Wearable Art
Jewels From the Crawford Collection

Los Angeles - On October 12, Bonhams Los Angeles will present Wearable Art: Jewels from The Crawford Collection featuring more than 300 pieces of wearable sculpture representing a cross-section of important and beautiful twentieth-century artist jewelry from more than 30 master makers including Pablo Picasso, Charles Loloma, Art Smith, Betty Cooke, William Spratling and many more.

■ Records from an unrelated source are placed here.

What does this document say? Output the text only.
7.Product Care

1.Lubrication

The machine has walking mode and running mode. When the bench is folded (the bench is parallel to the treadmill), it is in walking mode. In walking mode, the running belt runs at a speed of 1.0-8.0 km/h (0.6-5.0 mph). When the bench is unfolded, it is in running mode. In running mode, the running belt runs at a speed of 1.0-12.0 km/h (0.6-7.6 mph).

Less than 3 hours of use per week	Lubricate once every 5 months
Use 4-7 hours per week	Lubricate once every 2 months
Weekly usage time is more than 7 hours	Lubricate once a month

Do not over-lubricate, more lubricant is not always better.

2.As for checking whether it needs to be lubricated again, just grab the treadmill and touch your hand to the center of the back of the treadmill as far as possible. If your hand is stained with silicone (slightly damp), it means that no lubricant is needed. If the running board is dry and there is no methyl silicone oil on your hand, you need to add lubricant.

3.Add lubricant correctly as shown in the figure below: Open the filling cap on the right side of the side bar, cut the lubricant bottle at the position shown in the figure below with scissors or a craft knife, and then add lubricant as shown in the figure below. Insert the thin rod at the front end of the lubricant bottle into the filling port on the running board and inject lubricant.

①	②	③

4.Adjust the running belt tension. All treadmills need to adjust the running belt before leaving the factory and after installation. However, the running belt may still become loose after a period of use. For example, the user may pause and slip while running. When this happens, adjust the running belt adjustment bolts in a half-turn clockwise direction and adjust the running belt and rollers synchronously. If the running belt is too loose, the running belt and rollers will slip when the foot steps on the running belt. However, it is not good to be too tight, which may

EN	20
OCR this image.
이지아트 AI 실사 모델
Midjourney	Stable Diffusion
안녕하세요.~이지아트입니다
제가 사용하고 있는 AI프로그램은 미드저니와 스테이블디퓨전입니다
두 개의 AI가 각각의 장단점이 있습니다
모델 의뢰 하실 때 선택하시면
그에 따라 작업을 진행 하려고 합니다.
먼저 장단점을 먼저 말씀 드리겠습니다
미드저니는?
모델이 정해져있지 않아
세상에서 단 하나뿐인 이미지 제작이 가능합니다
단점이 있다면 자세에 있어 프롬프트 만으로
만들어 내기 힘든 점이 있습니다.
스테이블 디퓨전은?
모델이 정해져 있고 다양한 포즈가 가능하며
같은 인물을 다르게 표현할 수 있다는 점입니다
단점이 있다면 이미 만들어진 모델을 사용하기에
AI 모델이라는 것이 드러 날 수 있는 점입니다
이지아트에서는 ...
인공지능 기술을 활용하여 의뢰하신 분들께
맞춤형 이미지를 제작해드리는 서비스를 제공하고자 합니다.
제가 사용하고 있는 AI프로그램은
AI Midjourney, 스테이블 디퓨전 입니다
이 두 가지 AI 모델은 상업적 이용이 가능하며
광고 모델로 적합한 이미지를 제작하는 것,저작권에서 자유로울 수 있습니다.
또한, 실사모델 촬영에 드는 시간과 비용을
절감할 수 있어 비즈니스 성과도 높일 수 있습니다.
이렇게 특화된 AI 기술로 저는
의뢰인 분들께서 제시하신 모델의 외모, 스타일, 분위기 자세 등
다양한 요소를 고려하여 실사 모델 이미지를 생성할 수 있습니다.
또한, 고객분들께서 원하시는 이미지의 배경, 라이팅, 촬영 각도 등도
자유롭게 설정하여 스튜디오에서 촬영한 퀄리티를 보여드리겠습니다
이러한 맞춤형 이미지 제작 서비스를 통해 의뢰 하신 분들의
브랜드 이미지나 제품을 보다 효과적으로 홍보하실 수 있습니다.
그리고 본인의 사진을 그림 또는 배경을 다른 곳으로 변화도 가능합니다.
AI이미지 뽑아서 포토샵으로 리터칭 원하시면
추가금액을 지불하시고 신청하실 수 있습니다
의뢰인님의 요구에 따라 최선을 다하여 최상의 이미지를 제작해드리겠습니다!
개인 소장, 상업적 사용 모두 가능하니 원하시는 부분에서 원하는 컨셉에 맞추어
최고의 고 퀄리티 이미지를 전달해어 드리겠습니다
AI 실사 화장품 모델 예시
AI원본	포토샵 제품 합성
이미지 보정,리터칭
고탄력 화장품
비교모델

These rare jewels were collected across the world over a lifetime by private collectors Byron and Jill Crawford who bought pieces they loved and assembled an array of highly sought after, museum-quality works, many of which have been featured in important books and exhibitions. The categories offered include jewelry by fine artists (Picasso, Max Ernst, Jean Arp), American Modernist jewelry (Art Smith, Betty Cooke, Sam Kramer), Scandinavian jewelry (Georg Jensen, Björn Weckström), Native American jewelry (Charles Loloma, Jesse Monongya), and Taxco jewelry (William Spratling, Antonio Pineda). Individually, this auction contains one of the largest private collections of Charles Loloma, Art Smith, Betty Cooke, William Spratling, and Margaret De Patta to be presented at auction.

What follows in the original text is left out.